The Nasdaq is down 178.66 points, or 2.68%, at 6,487.28. Photo: Bloomberg

The Nasdaq is down 178.66 points, or 2.68%, at 6,487.28. Photo: Bloomberg

Bengaluru: The Dow Jones Industrial Average fell more than 600 points on Thursday as the biggest drop in more than a decade in the ISM US manufacturing index added to nerves over slowing global growth sparked by a revenue warning from Apple.

At 10.38am EDT, the Dow Jones Industrial Average was down 631.40 points, or 2.70%, at 22,714.84, the S&P 500 was down 57.58 points, or 2.29%, at 2,452.45 and the Nasdaq Composite was down 178.66 points, or 2.68%, at 6,487.28.

Apple’s shares slumped 9.2% after the company slashed its holiday-quarter revenue forecast saying sales in China slowed more than expected, the first major warning with the US earnings season around the corner.

Meanwhile, Institute of Supply Management data showed US manufacturing activity slowed more than expected in December, with the index of national factory activity dropping to 54.1 last month and missing economists’ estimate of 57.9.

That comes after data earlier this week showed a deceleration in factory activity in China and the euro zone, indicating the ongoing US-China trade dispute was taking a toll on global manufacturing.

“We are seeing markets extrapolate Apple’s news throughout several sectors and equate it to a deceleration in the global economy,” said Christopher Anselmo, director at Nasdaq IR Intelligence in New York City.

“A lot of data in the past few days, including US factory activity is pointing to a global economic slowdown.
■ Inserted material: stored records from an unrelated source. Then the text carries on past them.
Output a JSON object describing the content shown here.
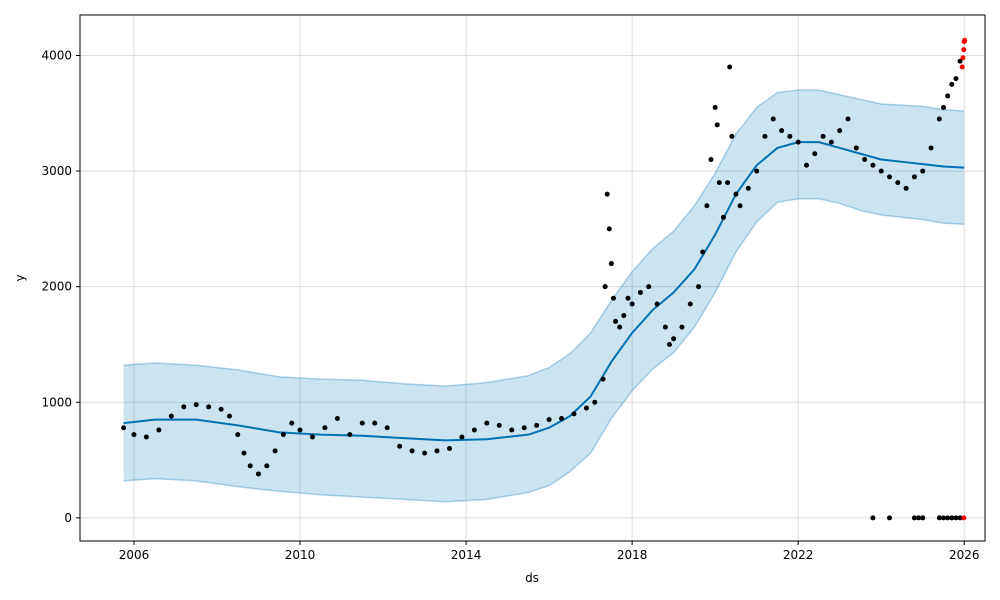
{
  "chart_data": {
    "type": "line",
    "title": "",
    "xlabel": "ds",
    "ylabel": "y",
    "xlim": [
      2004.7,
      2026.5
    ],
    "ylim": [
      -200,
      4350
    ],
    "x_ticks": [
      2006,
      2010,
      2014,
      2018,
      2022,
      2026
    ],
    "y_ticks": [
      0,
      1000,
      2000,
      3000,
      4000
    ],
    "grid": true,
    "colors": {
      "forecast_line": "#0072b2",
      "uncertainty_band": "#0072b2",
      "observed": "#000000",
      "recent_observed": "#ff0000",
      "grid": "#dddddd"
    },
    "series": [
      {
        "name": "yhat",
        "kind": "line",
        "x": [
          2005.75,
          2006.5,
          2007.5,
          2008.5,
          2009.5,
          2010.5,
          2011.5,
          2012.5,
          2013.5,
          2014.5,
          2015.5,
          2016.0,
          2016.5,
          2017.0,
          2017.5,
          2018.0,
          2018.5,
          2019.0,
          2019.5,
          2020.0,
          2020.5,
          2021.0,
          2021.5,
          2022.0,
          2022.5,
          2023.0,
          2023.5,
          2024.0,
          2024.5,
          2025.0,
          2025.5,
          2026.0
        ],
        "values": [
          820,
          850,
          850,
          800,
          740,
          720,
          710,
          690,
          670,
          680,
          720,
          780,
          880,
          1050,
          1350,
          1600,
          1800,
          1950,
          2150,
          2450,
          2800,
          3050,
          3200,
          3250,
          3250,
          3200,
          3150,
          3100,
          3080,
          3060,
          3040,
          3030
        ]
      },
      {
        "name": "yhat_upper",
        "kind": "band",
        "x": [
          2005.75,
          2006.5,
          2007.5,
          2008.5,
          2009.5,
          2010.5,
          2011.5,
          2012.5,
          2013.5,
          2014.5,
          2015.5,
          2016.0,
          2016.5,
          2017.0,
          2017.5,
          2018.0,
          2018.5,
          2019.0,
          2019.5,
          2020.0,
          2020.5,
          2021.0,
          2021.5,
          2022.0,
          2022.5,
          2023.0,
          2023.5,
          2024.0,
          2024.5,
          2025.0,
          2025.5,
          2026.0
        ],
        "values": [
          1320,
          1340,
          1320,
          1280,
          1220,
          1200,
          1190,
          1160,
          1140,
          1170,
          1230,
          1300,
          1420,
          1600,
          1880,
          2130,
          2330,
          2480,
          2700,
          2980,
          3320,
          3550,
          3680,
          3700,
          3700,
          3660,
          3620,
          3580,
          3570,
          3560,
          3530,
          3520
        ]
      },
      {
        "name": "yhat_lower",
        "kind": "band",
        "x": [
          2005.75,
          2006.5,
          2007.5,
          2008.5,
          2009.5,
          2010.5,
          2011.5,
          2012.5,
          2013.5,
          2014.5,
          2015.5,
          2016.0,
          2016.5,
          2017.0,
          2017.5,
          2018.0,
          2018.5,
          2019.0,
          2019.5,
          2020.0,
          2020.5,
          2021.0,
          2021.5,
          2022.0,
          2022.5,
          2023.0,
          2023.5,
          2024.0,
          2024.5,
          2025.0,
          2025.5,
          2026.0
        ],
        "values": [
          320,
          340,
          320,
          270,
          230,
          200,
          180,
          160,
          140,
          160,
          220,
          280,
          400,
          560,
          860,
          1100,
          1290,
          1430,
          1650,
          1950,
          2300,
          2560,
          2730,
          2760,
          2760,
          2720,
          2660,
          2620,
          2600,
          2580,
          2550,
          2540
        ]
      },
      {
        "name": "observed",
        "kind": "scatter",
        "x": [
          2005.75,
          2006.0,
          2006.3,
          2006.6,
          2006.9,
          2007.2,
          2007.5,
          2007.8,
          2008.1,
          2008.3,
          2008.5,
          2008.65,
          2008.8,
          2009.0,
          2009.2,
          2009.4,
          2009.6,
          2009.8,
          2010.0,
          2010.3,
          2010.6,
          2010.9,
          2011.2,
          2011.5,
          2011.8,
          2012.1,
          2012.4,
          2012.7,
          2013.0,
          2013.3,
          2013.6,
          2013.9,
          2014.2,
          2014.5,
          2014.8,
          2015.1,
          2015.4,
          2015.7,
          2016.0,
          2016.3,
          2016.6,
          2016.9,
          2017.1,
          2017.3,
          2017.35,
          2017.4,
          2017.45,
          2017.5,
          2017.55,
          2017.6,
          2017.7,
          2017.8,
          2017.9,
          2018.0,
          2018.2,
          2018.4,
          2018.6,
          2018.8,
          2018.9,
          2019.0,
          2019.2,
          2019.4,
          2019.6,
          2019.7,
          2019.8,
          2019.9,
          2020.0,
          2020.05,
          2020.1,
          2020.2,
          2020.3,
          2020.35,
          2020.4,
          2020.5,
          2020.6,
          2020.8,
          2021.0,
          2021.2,
          2021.4,
          2021.6,
          2021.8,
          2022.0,
          2022.2,
          2022.4,
          2022.6,
          2022.8,
          2023.0,
          2023.2,
          2023.4,
          2023.6,
          2023.8,
          2024.0,
          2024.2,
          2024.4,
          2024.6,
          2024.8,
          2025.0,
          2025.2,
          2025.4,
          2025.5,
          2025.6,
          2025.7,
          2025.8,
          2025.9,
          2023.8,
          2024.2,
          2024.8,
          2024.9,
          2025.0,
          2025.4,
          2025.5,
          2025.6,
          2025.7,
          2025.8,
          2025.9
        ],
        "values": [
          780,
          720,
          700,
          760,
          880,
          960,
          980,
          960,
          940,
          880,
          720,
          560,
          450,
          380,
          450,
          580,
          720,
          820,
          760,
          700,
          780,
          860,
          720,
          820,
          820,
          780,
          620,
          580,
          560,
          580,
          600,
          700,
          760,
          820,
          800,
          760,
          780,
          800,
          850,
          860,
          900,
          950,
          1000,
          1200,
          2000,
          2800,
          2500,
          2200,
          1900,
          1700,
          1650,
          1750,
          1900,
          1850,
          1950,
          2000,
          1850,
          1650,
          1500,
          1550,
          1650,
          1850,
          2000,
          2300,
          2700,
          3100,
          3550,
          3400,
          2900,
          2600,
          2900,
          3900,
          3300,
          2800,
          2700,
          2850,
          3000,
          3300,
          3450,
          3350,
          3300,
          3250,
          3050,
          3150,
          3300,
          3250,
          3350,
          3450,
          3200,
          3100,
          3050,
          3000,
          2950,
          2900,
          2850,
          2950,
          3000,
          3200,
          3450,
          3550,
          3650,
          3750,
          3800,
          3950,
          0,
          0,
          0,
          0,
          0,
          0,
          0,
          0,
          0,
          0,
          0
        ]
      },
      {
        "name": "recent_observed",
        "kind": "scatter",
        "x": [
          2025.95,
          2025.97,
          2025.99,
          2026.0,
          2026.01,
          2025.99
        ],
        "values": [
          3900,
          3980,
          4050,
          4120,
          4130,
          0
        ]
      }
    ]
  }
}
The data is just giving a magnitude of how broad this slowdown is and which regions it is affecting the most.”

The grim reading rocked financial markets, sending investors to the relative safety of government Treasuries and bond-proxies stock sectors. Even among them only real estate gained, while utilities and consumer staples nursed slight losses.

While the recent selloff has made stocks cheaper, with the S&P 500’s valuation falling to 14 times expected earnings from 18 times a year earlier, earnings estimates have also been cut sharply.
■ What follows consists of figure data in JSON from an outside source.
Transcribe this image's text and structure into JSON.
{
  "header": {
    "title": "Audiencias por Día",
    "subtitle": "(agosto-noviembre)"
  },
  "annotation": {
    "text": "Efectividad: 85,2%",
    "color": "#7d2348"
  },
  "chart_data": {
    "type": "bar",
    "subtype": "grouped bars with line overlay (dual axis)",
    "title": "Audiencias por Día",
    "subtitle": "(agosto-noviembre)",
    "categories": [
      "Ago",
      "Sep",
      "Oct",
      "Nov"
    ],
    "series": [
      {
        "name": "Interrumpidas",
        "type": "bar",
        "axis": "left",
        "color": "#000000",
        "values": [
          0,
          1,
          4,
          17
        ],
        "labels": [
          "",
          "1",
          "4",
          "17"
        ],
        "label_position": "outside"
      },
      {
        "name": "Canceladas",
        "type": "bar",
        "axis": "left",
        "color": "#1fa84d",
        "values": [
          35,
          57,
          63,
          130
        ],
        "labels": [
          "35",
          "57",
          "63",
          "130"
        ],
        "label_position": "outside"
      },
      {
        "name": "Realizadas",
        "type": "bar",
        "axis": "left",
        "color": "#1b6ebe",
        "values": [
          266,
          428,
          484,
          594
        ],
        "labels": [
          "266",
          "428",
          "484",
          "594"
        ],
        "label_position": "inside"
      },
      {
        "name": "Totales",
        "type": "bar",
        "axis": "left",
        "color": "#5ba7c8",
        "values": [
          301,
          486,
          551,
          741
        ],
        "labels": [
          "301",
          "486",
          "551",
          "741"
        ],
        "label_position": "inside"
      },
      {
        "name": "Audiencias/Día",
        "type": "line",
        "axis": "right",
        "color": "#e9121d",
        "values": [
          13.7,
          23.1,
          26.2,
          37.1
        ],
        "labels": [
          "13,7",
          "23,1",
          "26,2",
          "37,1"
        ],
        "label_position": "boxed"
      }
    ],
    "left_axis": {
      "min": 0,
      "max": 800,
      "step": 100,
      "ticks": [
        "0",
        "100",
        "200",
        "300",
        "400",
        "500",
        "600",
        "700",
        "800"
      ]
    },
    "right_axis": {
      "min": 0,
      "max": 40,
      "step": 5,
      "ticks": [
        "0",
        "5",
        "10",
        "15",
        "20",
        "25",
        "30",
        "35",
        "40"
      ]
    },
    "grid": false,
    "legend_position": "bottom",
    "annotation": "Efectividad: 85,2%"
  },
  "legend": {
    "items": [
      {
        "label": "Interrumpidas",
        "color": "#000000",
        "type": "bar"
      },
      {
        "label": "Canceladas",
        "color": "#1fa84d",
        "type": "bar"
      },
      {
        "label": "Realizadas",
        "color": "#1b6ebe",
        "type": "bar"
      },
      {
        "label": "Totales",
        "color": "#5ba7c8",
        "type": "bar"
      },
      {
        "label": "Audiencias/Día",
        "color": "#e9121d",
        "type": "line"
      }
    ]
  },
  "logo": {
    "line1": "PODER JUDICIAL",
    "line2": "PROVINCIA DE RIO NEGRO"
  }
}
Analysts on average expect earnings per share at S&P 500 companies to rise nearly 7% this year, down from a 10% forecast at the start of October and far below their expectations of 24% EPS growth for 2018, according to Refinitiv’s IBES.

“As we head towards the earnings season, investors are getting more and more concerned about how the global economic slowdown and the trade war are impacting US companies,” said Anselmo.

Among the few bright spots was Celgene Corp, which surged 25.8% after Bristol-Myers Squibb Co offered to buy the drugmaker for about $74 billion in cash and stock. Bristol-Myers fell 12.5%.

Earlier the market got a short-lived boost from an ADP National Employment Report that showed US private sector jobs rose far more than expected in December. The more comprehensive nonfarm payroll report on Friday will give a clearer picture of labor market strength.

Declining issues outnumbered advancers for a 2.14-to-1 ratio on the NYSE and a 2.54-to-1 ratio on the Nasdaq.